Goeransson juga mengaku terinspirasi oleh suita The Planets-nya Gustav Holst. Dalam menggarap musik Oppenheimer terasa Goeransson menempuh jalur music concrete rintisan Schaeffer dan Varese yang sudah digunakan dalam ”Tenet” dengan rekaman suara truk diolah secara elektronik.
Ulah tersebut agak mirip Arthur Honneger memanfaatkan suara orkestra simfoni melukiskan suara lokomotif pada Pacific 231.
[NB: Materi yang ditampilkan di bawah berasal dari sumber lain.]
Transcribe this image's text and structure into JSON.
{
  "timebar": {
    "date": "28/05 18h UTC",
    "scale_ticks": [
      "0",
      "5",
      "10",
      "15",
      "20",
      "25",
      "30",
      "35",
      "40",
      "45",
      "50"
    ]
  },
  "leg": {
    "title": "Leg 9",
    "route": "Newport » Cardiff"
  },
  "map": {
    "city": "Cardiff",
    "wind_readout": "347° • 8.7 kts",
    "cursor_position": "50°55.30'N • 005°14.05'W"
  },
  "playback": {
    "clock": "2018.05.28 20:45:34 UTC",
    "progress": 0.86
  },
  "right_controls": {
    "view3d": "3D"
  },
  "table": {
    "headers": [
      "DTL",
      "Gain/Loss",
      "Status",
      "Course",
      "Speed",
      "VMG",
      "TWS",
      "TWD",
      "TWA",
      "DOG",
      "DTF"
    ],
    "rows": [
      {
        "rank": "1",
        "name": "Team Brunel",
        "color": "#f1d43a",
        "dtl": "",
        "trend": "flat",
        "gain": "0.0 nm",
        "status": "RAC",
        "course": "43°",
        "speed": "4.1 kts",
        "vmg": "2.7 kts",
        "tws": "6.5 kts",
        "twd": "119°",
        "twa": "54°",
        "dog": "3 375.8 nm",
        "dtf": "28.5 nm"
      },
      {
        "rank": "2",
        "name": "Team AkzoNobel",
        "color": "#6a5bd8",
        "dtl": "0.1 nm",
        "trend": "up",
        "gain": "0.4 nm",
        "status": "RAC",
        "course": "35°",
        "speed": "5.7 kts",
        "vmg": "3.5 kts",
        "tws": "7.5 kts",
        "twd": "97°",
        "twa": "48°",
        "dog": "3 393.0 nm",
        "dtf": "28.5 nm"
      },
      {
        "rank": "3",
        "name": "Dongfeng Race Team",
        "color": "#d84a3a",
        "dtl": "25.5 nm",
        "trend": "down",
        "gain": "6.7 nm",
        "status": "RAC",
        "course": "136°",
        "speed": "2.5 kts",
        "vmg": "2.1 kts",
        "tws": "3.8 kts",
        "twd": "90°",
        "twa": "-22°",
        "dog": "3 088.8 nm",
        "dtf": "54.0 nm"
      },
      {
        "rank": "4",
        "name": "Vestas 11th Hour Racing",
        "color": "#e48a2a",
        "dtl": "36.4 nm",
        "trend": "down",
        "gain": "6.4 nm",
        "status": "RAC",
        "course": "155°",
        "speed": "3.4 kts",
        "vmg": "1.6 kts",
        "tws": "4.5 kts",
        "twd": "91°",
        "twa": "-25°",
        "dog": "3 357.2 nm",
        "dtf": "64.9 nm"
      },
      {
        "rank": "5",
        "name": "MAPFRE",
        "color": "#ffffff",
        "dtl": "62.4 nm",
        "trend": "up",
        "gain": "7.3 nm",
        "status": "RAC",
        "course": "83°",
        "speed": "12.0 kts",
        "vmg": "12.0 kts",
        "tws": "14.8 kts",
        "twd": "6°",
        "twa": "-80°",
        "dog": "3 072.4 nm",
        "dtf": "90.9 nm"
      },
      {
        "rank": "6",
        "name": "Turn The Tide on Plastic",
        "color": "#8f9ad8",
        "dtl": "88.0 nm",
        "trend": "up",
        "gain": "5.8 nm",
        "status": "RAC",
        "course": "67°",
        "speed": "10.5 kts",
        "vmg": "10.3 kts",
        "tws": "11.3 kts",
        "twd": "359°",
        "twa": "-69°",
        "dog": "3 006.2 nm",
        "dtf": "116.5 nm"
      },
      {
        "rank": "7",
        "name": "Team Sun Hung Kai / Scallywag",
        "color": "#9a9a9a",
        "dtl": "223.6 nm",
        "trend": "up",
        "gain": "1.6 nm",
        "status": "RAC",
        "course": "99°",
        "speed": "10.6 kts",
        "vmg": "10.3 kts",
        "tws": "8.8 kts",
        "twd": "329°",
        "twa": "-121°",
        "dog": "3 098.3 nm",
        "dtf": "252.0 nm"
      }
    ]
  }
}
Di Oppenheimer, Goeransson mendayagunakan alat musik biolin dengan segala kemungkinan teknik vibrato, repetisi gesek dan mikrotonal glissandi sebagai ungkapan kepribadian kolerik rasional-intelektual bercampur melankoli emosional Oppenheimer.
Goeransson juga mengerahkan segenap perbendaharaan suara alat musik orkestral termasuk pianoforte maupun syntheziser demi melukiskan “suara” partikel dan mekanika kuantum sampai ledakan nuklir.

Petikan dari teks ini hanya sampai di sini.